A lot of journalists are also in this age bracket. But those retailers selling to people aged over 50 have seen a huge downturn and that of course includes the travel market where older people represent a big portion.
Once the virus impact is transferred into instability in the banking system and the financial structures of a country then all the normal crash rules will apply.
For example, Italy reached the structural damage stage and so the nation faces a terrible crisis which is likely to affect the whole of Europe. At least in the short to medium term Britain made the right call.
The impact of the virus in America is similar to Australia but what is alarming in the US market are the dangerous signals coming out of the credit arena. America has the biggest corporate bond market in the world and a very big chunk of that market comprises debt securities that have a higher degree of risk than top-rated companies.
And the largest part of that higher risk market are bonds issued by energy companies led by shale. The collapse in the oil price has caused the bonds to fall and has lifted the cost of borrowing, not just in the energy sector, but the entire mid-range corporate sector. If oil prices recover or Trump is smart enough to contain the shale trouble then long-term damage will be contained.
But every day that goes by is causing nervousness in US debt markets and slashing the price of bank shares. Citicorp is down nearly 50 per cent and that effect flows through into Australian securities and property trusts and toll roads. It is the combination of the rising cost of mid-range corporate debt and the virus that make the situation so dangerous.
Meanwhile the age differential may delay the flow-on to the real estate market because the thrust of home buying is among younger people. Although, if like Italy, we start to see structural damage in our capital markets then house prices will certainly fall because the crash will then be of a more conventional nature. Having said that, longer term, we face a serious shortage of housing stock.

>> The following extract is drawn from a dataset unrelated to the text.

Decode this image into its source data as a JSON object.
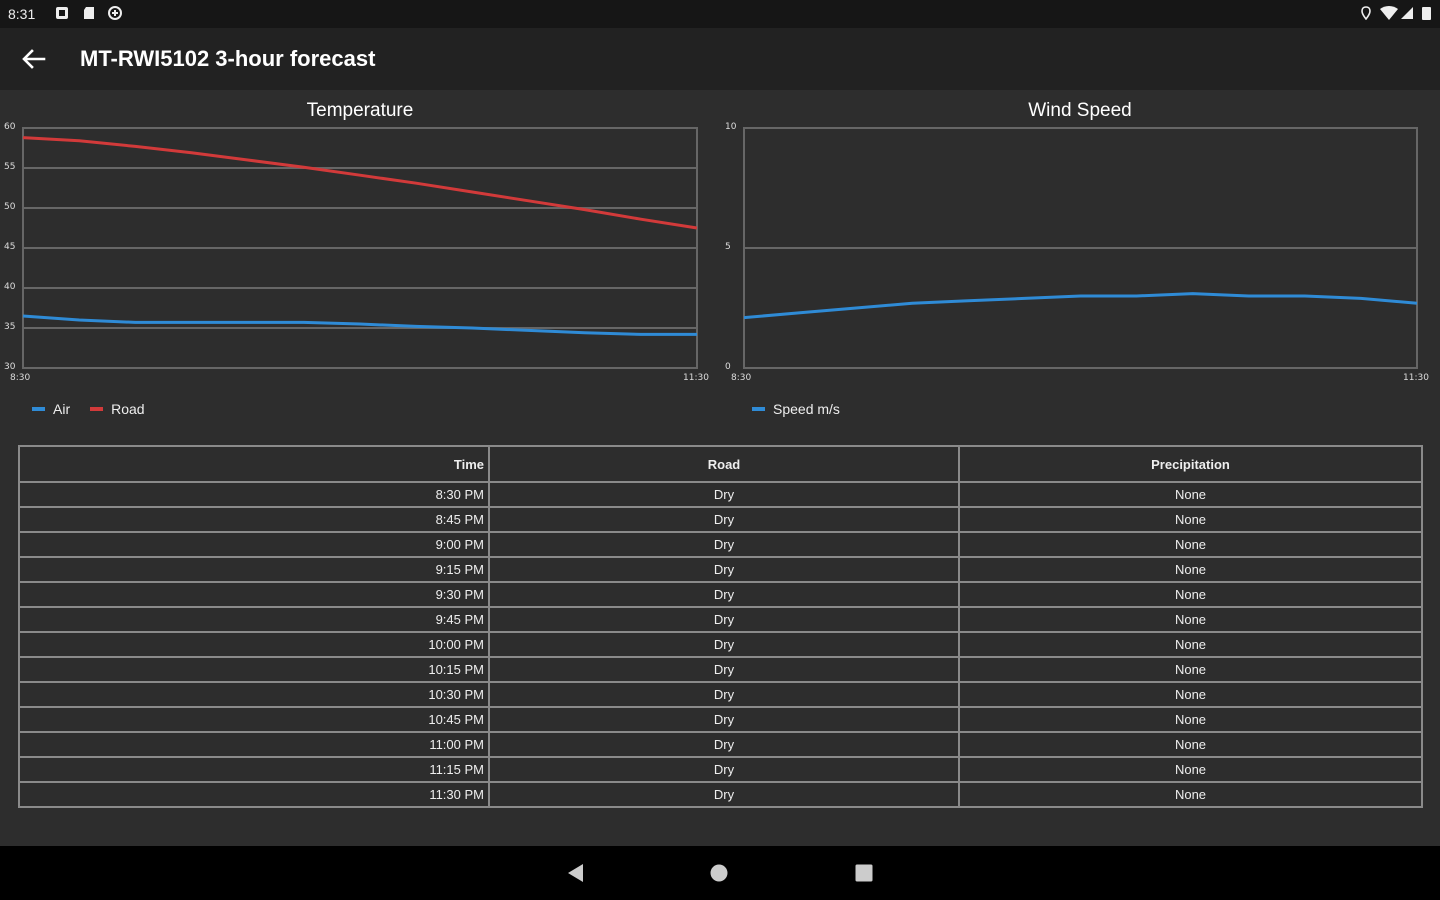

Around the world the suddenness of this change has caught chief executives off guard and all they can think about is slashing services instead of adapting their businesses to new circumstances.

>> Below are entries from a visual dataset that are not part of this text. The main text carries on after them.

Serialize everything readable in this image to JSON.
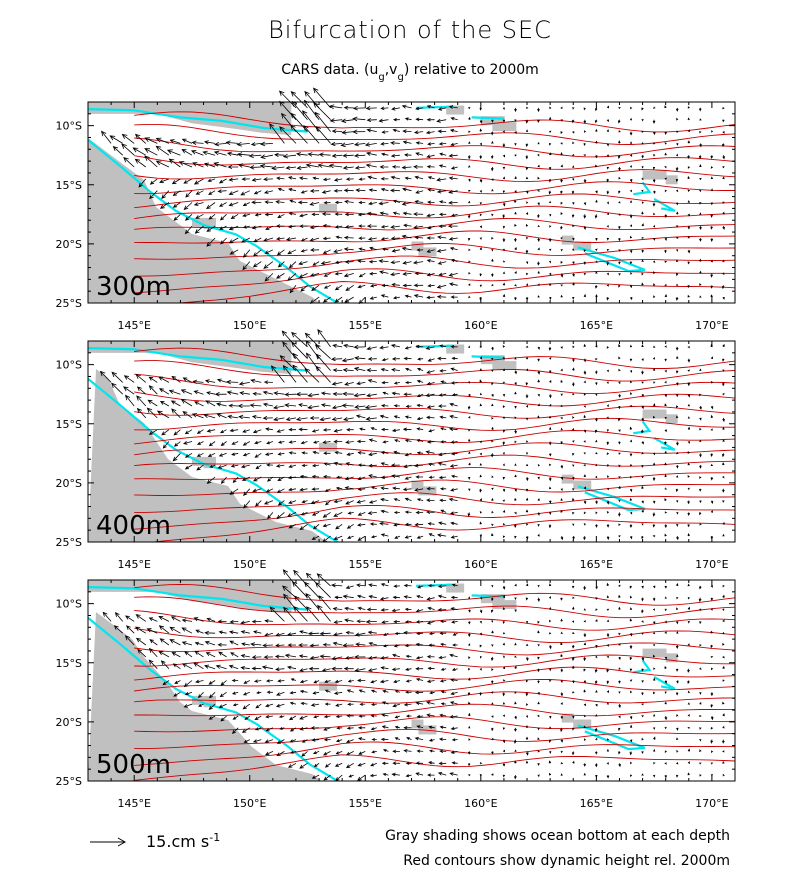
{
  "chart_data": {
    "type": "vector-field",
    "title": "Bifurcation of the SEC",
    "subtitle": {
      "before": "CARS data. (u",
      "sub1": "g",
      "mid": ",v",
      "sub2": "g",
      "after": ") relative to 2000m"
    },
    "x_ticks": [
      "145°E",
      "150°E",
      "155°E",
      "160°E",
      "165°E",
      "170°E"
    ],
    "x_tick_values": [
      145,
      150,
      155,
      160,
      165,
      170
    ],
    "y_ticks": [
      "10°S",
      "15°S",
      "20°S",
      "25°S"
    ],
    "y_tick_values": [
      -10,
      -15,
      -20,
      -25
    ],
    "xlim": [
      143,
      171
    ],
    "ylim": [
      -25,
      -8
    ],
    "panels": [
      {
        "depth_label": "300m",
        "current_strength": 1.0,
        "bifurcation_lat": -14.5
      },
      {
        "depth_label": "400m",
        "current_strength": 0.85,
        "bifurcation_lat": -15.5
      },
      {
        "depth_label": "500m",
        "current_strength": 0.75,
        "bifurcation_lat": -16.5
      }
    ],
    "reference_vector": {
      "value": 15,
      "label": "15.cm s",
      "exponent": "-1"
    },
    "notes": [
      "Gray shading shows ocean bottom at each depth",
      "Red contours show dynamic height rel. 2000m"
    ],
    "colors": {
      "land": "#c0c0c0",
      "contour": "#cc0000",
      "isobath": "#00e5ee",
      "vector": "#000000"
    }
  }
}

For example if I was Alan Joyce of Qantas I would think of a way of making my aircraft “safer” for older people. Maybe there would be a special cleaning after each flight; middle economy seats might be empty and each seat would have a bottle of hand wash or gloves. That is merely a suggestion but each Australian enterprise needs to look at how to make older people use their services or products once again.
Josh Frydenberg and Scott Morrison are urging people to spend but that can’t work because older people’s savings have been ravaged and, as we have seen in previous crashes, that causes the population to save more.
You can’t win by urging them to behave in a way that goes against their instincts. It reminds me of the 1974 incident in South Australia where there was a long queue of people wanting to withdraw their deposits from the troubled Hindmarsh Building Society. Then-premier Don Dunstan asked the crowd via loud hailer not to take their money out. That made them even more frightened, but the building society survived.
Like all other businesses the federal government has to adjust its way of operating and that includes speeding the flow of money in the economy by making sure large enterprises pay quickly.
If China continues its recovery and the damage in the US credit markets can be contained along with the virus then we have a world which is awash with cash and listed asset prices that have been substantially devalued. Unfortunately no one rings the bell at the bottom.